この『ナルニア国ものがたり』は、ほとんど血みどろの戦いは出てきませんが、この章に限って言えば、ピーターがオオカミと戦ってこれと勝利する話が出てきます。
ほんの子どもが、剣を取って戦い、敵に勝利する。
ありそうにない話ですが、描写がしっかりしていて、不自然さがないんですよね。
あるいはサンタクロースからもらった剣に魔法がかかっていたのかも?
とか勘ぐりたくなるような活躍をピーターがしますが、その直前にアスランから、ナルニアの上級王としてケア・パラベルを紹介されて、自覚があったかも知れません。
わたしがこの研究を始めたとき、このピーターの戦いをすっかり忘れていて、戦闘がないのがこのファンタジーのいいところだと思ってそう書いた記憶があります。でもしっかり、血なまぐさい戦闘シーンはありましたね(汗) でも、軽く書いてあるので、まるでラノベのシーンを読んでいるようです。
ピーターの初戦は、角笛の音で始まりました。このことは、あとになっても伏線として効いています(『カスピアン王子のつのぶえ』で角笛が使われているからです)。
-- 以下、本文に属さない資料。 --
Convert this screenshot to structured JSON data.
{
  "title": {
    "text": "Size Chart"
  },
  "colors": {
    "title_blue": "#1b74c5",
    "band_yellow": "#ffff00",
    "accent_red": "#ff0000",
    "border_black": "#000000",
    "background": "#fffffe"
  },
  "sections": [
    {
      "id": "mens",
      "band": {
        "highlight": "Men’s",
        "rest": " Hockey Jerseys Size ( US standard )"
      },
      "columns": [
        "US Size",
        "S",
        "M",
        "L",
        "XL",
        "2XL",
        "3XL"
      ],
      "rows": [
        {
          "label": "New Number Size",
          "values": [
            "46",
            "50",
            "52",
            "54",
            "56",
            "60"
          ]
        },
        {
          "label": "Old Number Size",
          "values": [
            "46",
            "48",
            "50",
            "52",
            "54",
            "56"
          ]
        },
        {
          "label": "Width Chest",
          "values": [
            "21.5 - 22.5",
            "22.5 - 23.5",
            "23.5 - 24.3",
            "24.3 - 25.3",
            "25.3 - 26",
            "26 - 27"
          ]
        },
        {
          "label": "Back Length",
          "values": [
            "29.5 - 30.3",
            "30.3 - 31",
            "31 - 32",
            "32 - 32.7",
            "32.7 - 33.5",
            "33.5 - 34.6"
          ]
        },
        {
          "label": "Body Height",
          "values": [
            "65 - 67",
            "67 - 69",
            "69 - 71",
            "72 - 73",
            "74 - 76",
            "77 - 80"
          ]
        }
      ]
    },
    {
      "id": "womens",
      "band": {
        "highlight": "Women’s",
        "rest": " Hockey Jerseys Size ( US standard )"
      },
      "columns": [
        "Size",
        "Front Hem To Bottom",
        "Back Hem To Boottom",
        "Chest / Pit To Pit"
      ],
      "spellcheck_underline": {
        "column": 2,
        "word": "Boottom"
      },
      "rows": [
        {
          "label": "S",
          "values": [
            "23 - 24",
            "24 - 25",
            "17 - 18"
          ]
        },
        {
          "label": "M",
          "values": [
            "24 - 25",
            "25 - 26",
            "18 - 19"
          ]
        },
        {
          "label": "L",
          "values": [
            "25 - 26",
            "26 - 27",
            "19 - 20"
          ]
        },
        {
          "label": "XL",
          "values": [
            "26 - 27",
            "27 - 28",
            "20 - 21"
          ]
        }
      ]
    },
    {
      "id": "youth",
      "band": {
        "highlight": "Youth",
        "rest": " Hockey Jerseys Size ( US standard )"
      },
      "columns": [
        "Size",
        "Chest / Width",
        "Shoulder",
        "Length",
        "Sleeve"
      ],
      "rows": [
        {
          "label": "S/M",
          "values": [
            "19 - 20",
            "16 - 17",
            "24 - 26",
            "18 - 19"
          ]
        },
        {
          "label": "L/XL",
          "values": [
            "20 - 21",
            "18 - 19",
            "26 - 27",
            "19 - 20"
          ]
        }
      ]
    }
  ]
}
戦闘シーンが好きじゃないので読み飛ばしていたのですが、研究のために詳細に読んでみると、細かいところで伏線が効いたストーリーがこのシリーズにはあちこちちりばめられていて、C.S.ルイスは天才だと驚いてしまいます。
本を読むヒマがなくて、飛ばし読みする人だったわたしでしたが、このことを知ってからは、良質な本を丁寧に読む習慣をつけようとしています。自分の悪い習慣である飛ばし読みというオオカミを、ピーターがやっつけたみたいな気分です。